A lot of us have likely heard the phrase “your perception is your reality”. I have recently been having a conversation with a common theme, with people from different areas of my life. Without even noticing, it seems that I have adopted a certain ‘operating system ‘the past handful of months relating to my perception of the world. This way of approaching the world has had a profoundly positive effect on my life and the experience of each day.
I have chosen to approach each situation with an open mind and decided to ‘try something on’ for a few days before I make a snap judgment. Rather than automatically discounting an idea or method because it doesn’t currently fit into ‘my reality’, why not try that idea on for a few days and take it for a test drive to see the true effects?
Let’s apply this to a real world situation that we all experience….food. We all eat at sometime or another, right? If you have spent any significant time in the health and nutrition world in the past five years, you will notice common themes across any eating approach (vegetarian, vegan, paleo, etc.). One theme that almost all camps agree with is the need for fat in our food. I remember growing up learning how ‘unhealthy’ fat was and how this stuff ‘can clog our arteries’. That position has changed in a big way. That is a great example of a shift of perception that affects all of us on a daily basis.

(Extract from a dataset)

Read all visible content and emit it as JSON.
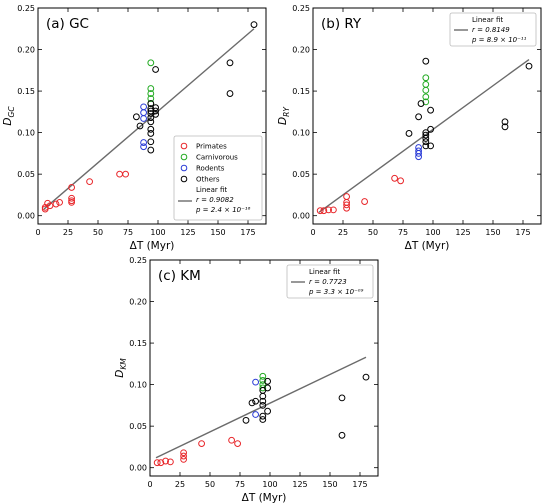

How does all of this apply to wealth management and investments? Well, if I only consider myself a specific style investor (value vs. growth) or only invest in certain asset classes (stocks, bonds, real estate, privately held companies) I am likely missing out on opportunities outside of my narrow scope, and possibly missing out on opportunities for clients. If I am not open to learning more about creative tax and estate strategies for clients, they are missing out on even more opportunities. So it is in my best interest, (along with my clients) to stay open minded, curious and always continue learning.
This doesn’t mean that everything will always stick, but at least ‘try the idea on’ for a few days (or months) and see the true effects. It almost feels like seeing the world in vivid color vs. black and white.